Paper No. 4
Presentation Time: 8:55 AM
TELLURIUM SPECIATION AND RECOVERY DURING CU ORE PROCESSING
Essentially all tellurium (Te), an element used in solar panels and other high technology devices, is recovered as a byproduct of copper mining. Recent increases in demand have sparked questions of long-term supplies of Te (crustal abundance ≤ 0.01 mg kg-1). As part of a larger study investigating Te resources, we examined the deportment of Te during Cu smelting and refining as a first step toward optimizing Te recovery. Mass balance calculations estimate that only 27% of the Te in the concentrate remains in the Cu anodes produced by a domestic smelter, while 67% and 11% is lost in the slag and dust, respectively. X-ray fluorescence (XRF) mapping showed that Te has a strong correlation to Fe, S and Cu throughout the smelting and refining process. X-ray absorption spectroscopy (XAS) was used to examine Te and S speciation in anode slimes.

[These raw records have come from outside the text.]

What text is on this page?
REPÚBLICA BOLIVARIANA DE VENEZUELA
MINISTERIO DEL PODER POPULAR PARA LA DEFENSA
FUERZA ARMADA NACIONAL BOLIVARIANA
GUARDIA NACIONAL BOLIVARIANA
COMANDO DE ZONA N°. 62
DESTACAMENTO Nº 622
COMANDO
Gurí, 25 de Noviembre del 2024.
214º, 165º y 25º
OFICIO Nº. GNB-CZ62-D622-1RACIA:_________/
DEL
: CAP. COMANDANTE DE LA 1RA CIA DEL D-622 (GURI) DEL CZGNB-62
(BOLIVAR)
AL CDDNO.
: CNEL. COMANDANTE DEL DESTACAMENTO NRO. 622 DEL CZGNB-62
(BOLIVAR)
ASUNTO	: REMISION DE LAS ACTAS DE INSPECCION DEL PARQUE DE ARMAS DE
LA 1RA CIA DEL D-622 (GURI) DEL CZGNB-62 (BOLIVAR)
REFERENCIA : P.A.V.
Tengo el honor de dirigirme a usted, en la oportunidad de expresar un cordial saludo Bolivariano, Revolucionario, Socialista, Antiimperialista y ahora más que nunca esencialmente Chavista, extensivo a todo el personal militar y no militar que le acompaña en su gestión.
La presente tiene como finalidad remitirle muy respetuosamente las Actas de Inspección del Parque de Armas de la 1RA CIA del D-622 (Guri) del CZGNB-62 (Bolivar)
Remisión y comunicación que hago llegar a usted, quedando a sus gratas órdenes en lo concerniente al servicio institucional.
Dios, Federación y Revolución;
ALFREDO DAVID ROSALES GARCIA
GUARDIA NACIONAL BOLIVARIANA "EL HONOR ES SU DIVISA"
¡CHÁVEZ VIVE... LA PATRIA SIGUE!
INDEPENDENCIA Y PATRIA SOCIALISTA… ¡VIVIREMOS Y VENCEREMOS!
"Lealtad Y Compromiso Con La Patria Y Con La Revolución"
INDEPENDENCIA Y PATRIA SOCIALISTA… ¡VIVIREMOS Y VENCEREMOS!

Surprisingly, we found that tellurite (TeIV), rather than telluride as has been previously reported, was the dominant form in our anode samples. Sulfur, also a group 16 element occurring at wt % concentrations, speciation was much more complex with a mixture of species. These results represent an important step in potentially optimizing Te recovery during Cu processing.